At times, the Greeks used scapegoat rites ( pharmakos ) to remove threatening impurities. The ritual described by a 12 th century Byzantine scholar, Johannes Tzetzes, who draws his information from the sixth century BC poet, Hipponax: “The phramakos , the katharma , in ancient times, was as follows: if misfortune laid hold of a city through divine wrath, whether famine or plague or any other ill, the most ugly man of all they would lead as to a sacrifice, for the cleansing and cure of the ailing city. And, having set up the sacrifice at the suitable place and having given in his hand cheese, cake, and dried figs, and having whipped him seven times on the penis with squills, wild figs, and other wild plants, in the end on a pyre they would burn him on wild wood, and into the sea they would scatter the ash to the winds, for the cleansing, as I said, of the ailing city.”
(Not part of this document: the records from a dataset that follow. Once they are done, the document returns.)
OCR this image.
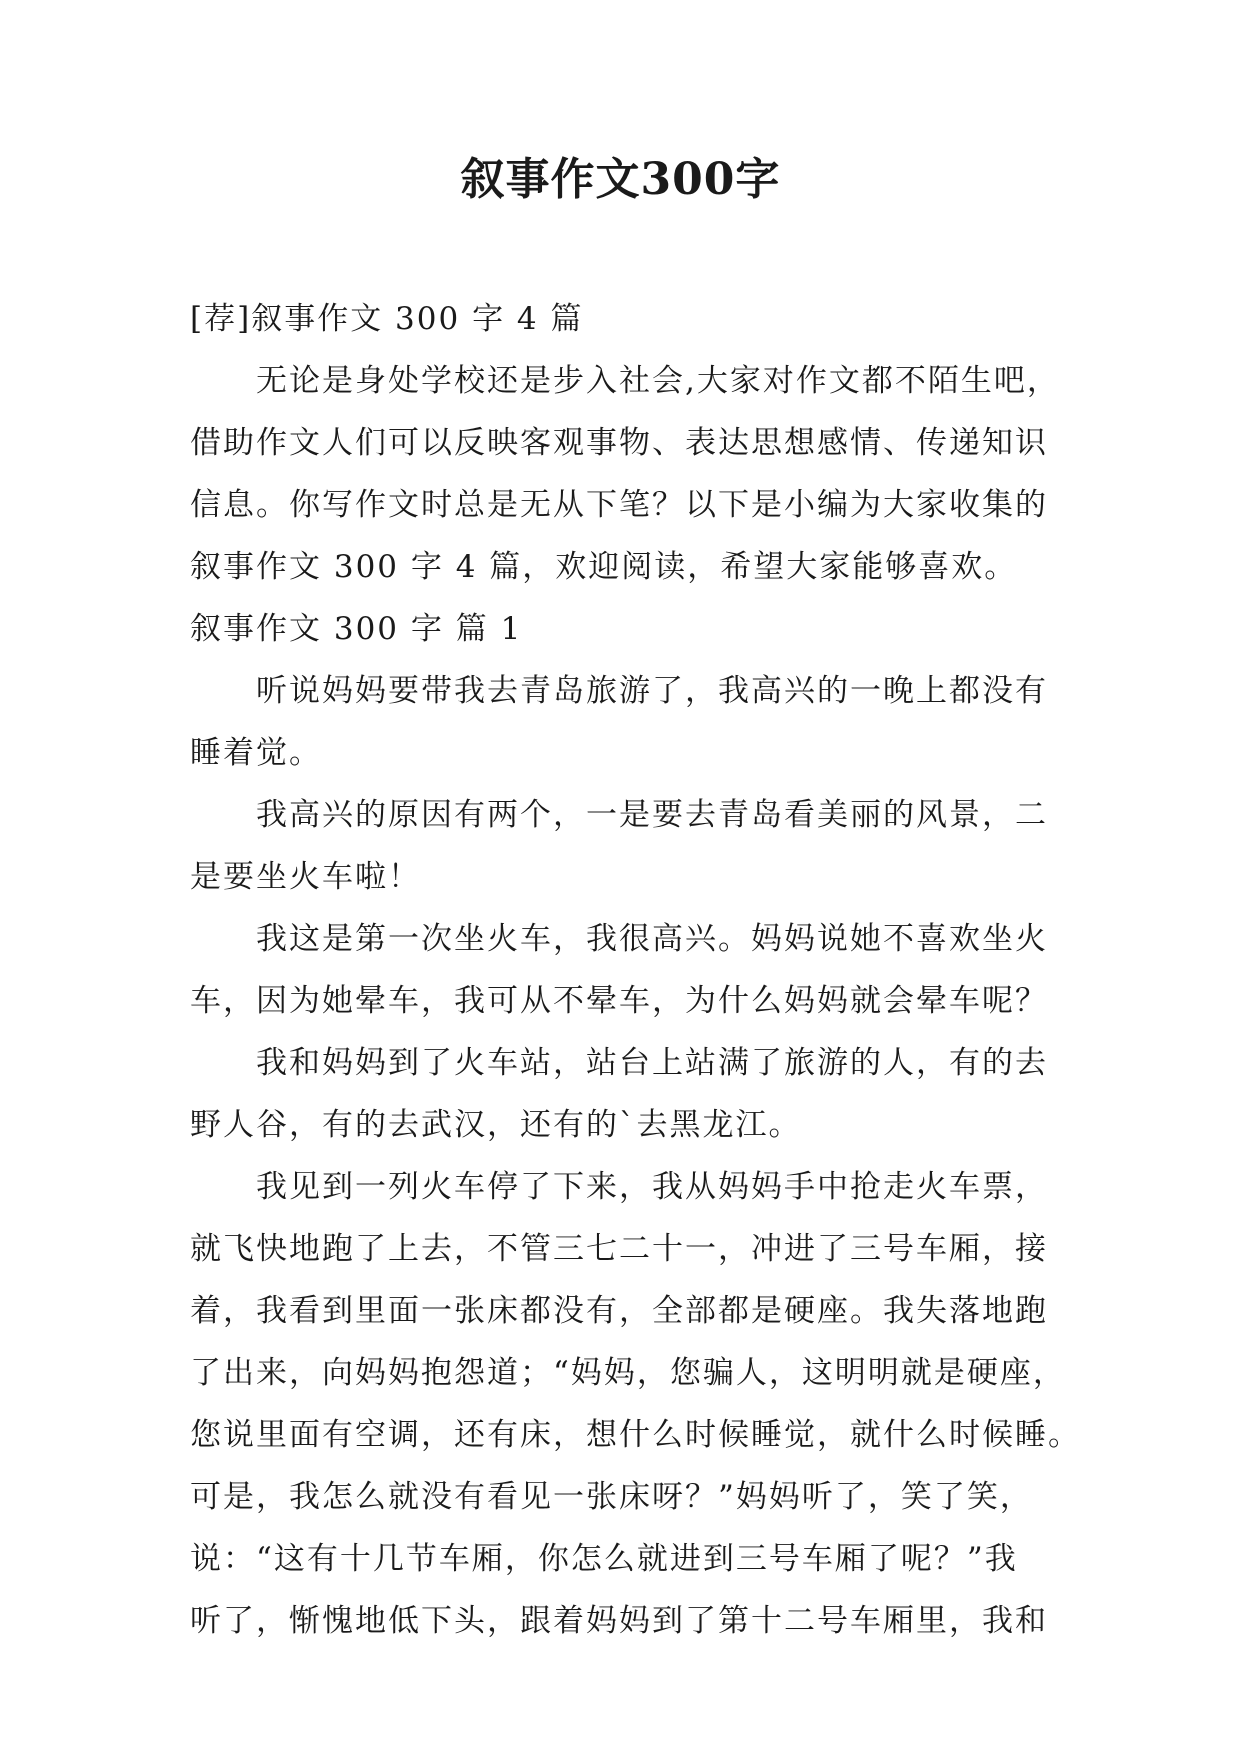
叙事作文300字

[荐]叙事作文 300 字 4 篇

无论是身处学校还是步入社会,大家对作文都不陌生吧，

借助作文人们可以反映客观事物、表达思想感情、传递知识

信息。你写作文时总是无从下笔？以下是小编为大家收集的

叙事作文 300 字 4 篇，欢迎阅读，希望大家能够喜欢。

叙事作文 300 字 篇 1

听说妈妈要带我去青岛旅游了，我高兴的一晚上都没有

睡着觉。

我高兴的原因有两个，一是要去青岛看美丽的风景，二

是要坐火车啦！

我这是第一次坐火车，我很高兴。妈妈说她不喜欢坐火

车，因为她晕车，我可从不晕车，为什么妈妈就会晕车呢？

我和妈妈到了火车站，站台上站满了旅游的人，有的去

野人谷，有的去武汉，还有的`去黑龙江。

我见到一列火车停了下来，我从妈妈手中抢走火车票，

就飞快地跑了上去，不管三七二十一，冲进了三号车厢，接

着，我看到里面一张床都没有，全部都是硬座。我失落地跑

了出来，向妈妈抱怨道；“妈妈，您骗人，这明明就是硬座，

您说里面有空调，还有床，想什么时候睡觉，就什么时候睡。

可是，我怎么就没有看见一张床呀？”妈妈听了，笑了笑，

说：“这有十几节车厢，你怎么就进到三号车厢了呢？”我

听了，惭愧地低下头，跟着妈妈到了第十二号车厢里，我和
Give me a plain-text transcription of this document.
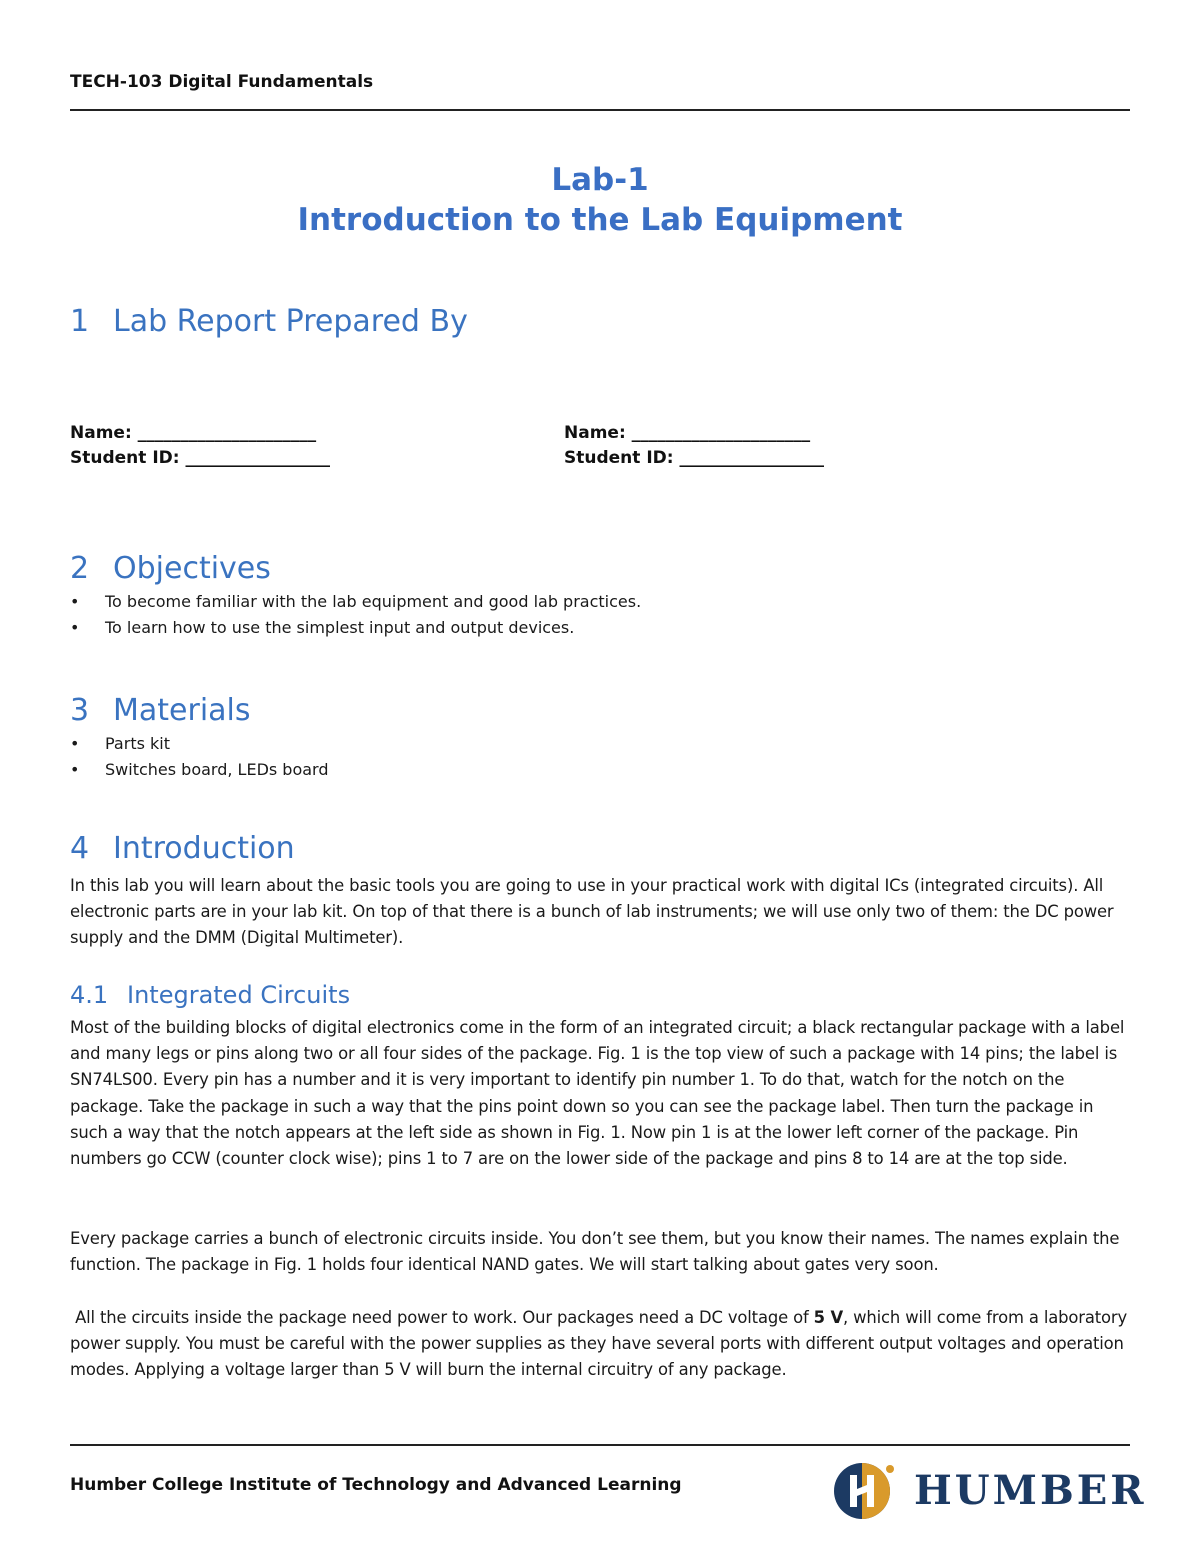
TECH-103 Digital Fundamentals
Lab-1
Introduction to the Lab Equipment
1 Lab Report Prepared By
Name: _____________________
Student ID: _________________
Name: _____________________
Student ID: _________________
2 Objectives
• To become familiar with the lab equipment and good lab practices.
• To learn how to use the simplest input and output devices.
3 Materials
• Parts kit
• Switches board, LEDs board
4 Introduction

In this lab you will learn about the basic tools you are going to use in your practical work with digital ICs (integrated circuits). All electronic parts are in your lab kit. On top of that there is a bunch of lab instruments; we will use only two of them: the DC power supply and the DMM (Digital Multimeter).

4.1 Integrated Circuits

Most of the building blocks of digital electronics come in the form of an integrated circuit; a black rectangular package with a label and many legs or pins along two or all four sides of the package. Fig. 1 is the top view of such a package with 14 pins; the label is SN74LS00. Every pin has a number and it is very important to identify pin number 1. To do that, watch for the notch on the package. Take the package in such a way that the pins point down so you can see the package label. Then turn the package in such a way that the notch appears at the left side as shown in Fig. 1. Now pin 1 is at the lower left corner of the package. Pin numbers go CCW (counter clock wise); pins 1 to 7 are on the lower side of the package and pins 8 to 14 are at the top side.

Every package carries a bunch of electronic circuits inside. You don’t see them, but you know their names. The names explain the function. The package in Fig. 1 holds four identical NAND gates. We will start talking about gates very soon.

All the circuits inside the package need power to work. Our packages need a DC voltage of 5 V, which will come from a laboratory power supply. You must be careful with the power supplies as they have several ports with different output voltages and operation modes. Applying a voltage larger than 5 V will burn the internal circuitry of any package.

Humber College Institute of Technology and Advanced Learning	HUMBER
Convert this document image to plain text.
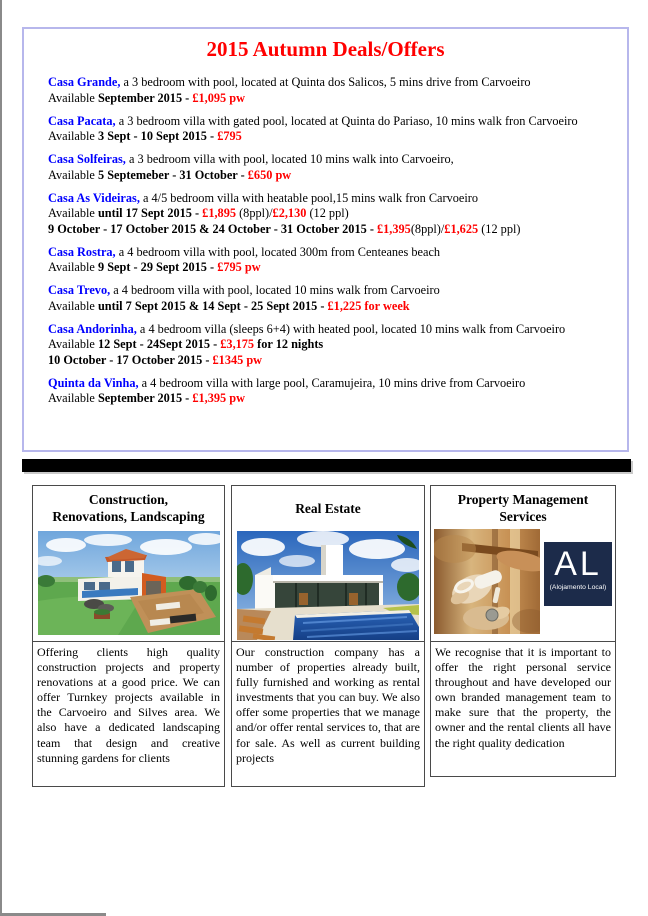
2015 Autumn Deals/Offers

Casa Grande, a 3 bedroom with pool, located at Quinta dos Salicos, 5 mins drive from Carvoeiro
Available September 2015 - £1,095 pw

Casa Pacata, a 3 bedroom villa with gated pool, located at Quinta do Pariaso, 10 mins walk fron Carvoeiro
Available 3 Sept - 10 Sept 2015 - £795

Casa Solfeiras, a 3 bedroom villa with pool, located 10 mins walk into Carvoeiro,
Available 5 Septemeber - 31 October - £650 pw

Casa As Videiras, a 4/5 bedroom villa with heatable pool,15 mins walk fron Carvoeiro
Available until 17 Sept 2015 - £1,895 (8ppl)/£2,130 (12 ppl)
9 October - 17 October 2015 & 24 October - 31 October 2015 - £1,395(8ppl)/£1,625 (12 ppl)

Casa Rostra, a 4 bedroom villa with pool, located 300m from Centeanes beach
Available 9 Sept - 29 Sept 2015 - £795 pw

Casa Trevo, a 4 bedroom villa with pool, located 10 mins walk from Carvoeiro
Available until 7 Sept 2015 & 14 Sept - 25 Sept 2015 - £1,225 for week

Casa Andorinha, a 4 bedroom villa (sleeps 6+4) with heated pool, located 10 mins walk from Carvoeiro
Available 12 Sept - 24Sept 2015 - £3,175 for 12 nights
10 October - 17 October 2015 - £1345 pw

Quinta da Vinha, a 4 bedroom villa with large pool, Caramujeira, 10 mins drive from Carvoeiro
Available September 2015 - £1,395 pw

Construction,
Renovations, Landscaping
Offering clients high quality construction projects and property renovations at a good price. We can offer Turnkey projects available in the Carvoeiro and Silves area. We also have a dedicated landscaping team that design and creative stunning gardens for clients
Real Estate
Our construction company has a number of properties already built, fully furnished and working as rental investments that you can buy. We also offer some properties that we manage and/or offer rental services to, that are for sale. As well as current building projects
Property Management
Services
AL
(Alojamento Local)
We recognise that it is important to offer the right personal service throughout and have developed our own branded management team to make sure that the property, the owner and the rental clients all have the right quality dedication
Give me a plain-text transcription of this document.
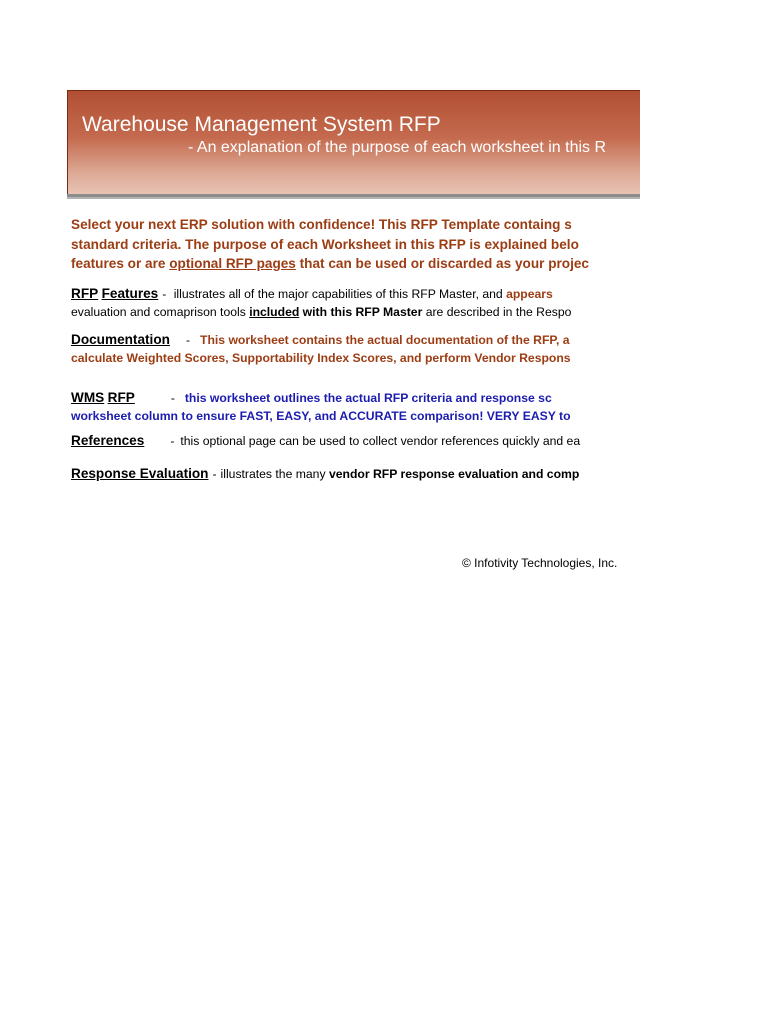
Warehouse Management System RFP
- An explanation of the purpose of each worksheet in this R
Select your next ERP solution with confidence! This RFP Template containg s
standard criteria. The purpose of each Worksheet in this RFP is explained belo
features or are optional RFP pages that can be used or discarded as your projec
RFP Features - illustrates all of the major capabilities of this RFP Master, and appears
evaluation and comaprison tools included with this RFP Master are described in the Respo
Documentation - This worksheet contains the actual documentation of the RFP, a
calculate Weighted Scores, Supportability Index Scores, and perform Vendor Respons
WMS RFP	- this worksheet outlines the actual RFP criteria and response sc
worksheet column to ensure FAST, EASY, and ACCURATE comparison! VERY EASY to
References - this optional page can be used to collect vendor references quickly and ea
Response Evaluation - illustrates the many vendor RFP response evaluation and comp
© Infotivity Technologies, Inc.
Purity concerns appear, in a different register and context, in Greek philosophy. In The Sophist , Plato explains the Theatetus that the science of division and discrimination is the science of “purification,” and goes on to describe the work of philosophy as a purification of the soul. Refutation of falsehood is the purging agent: “the purifier of the soul is conscious that his patient will receive no benefit from the application of knowledge until he is refuted, and from refutation learns modesty; he must be purged of his prejudices first and made to think that he knows only what he knows, and no more.”
Again, “refutation is the greatest and chiefest of purifications, and he who has not been refuted, though he be the Great King himself, is in an awful state of impurity; he is uninstructed and deformed in those things in which he who would be truly blessed ought to be fairest and purest.”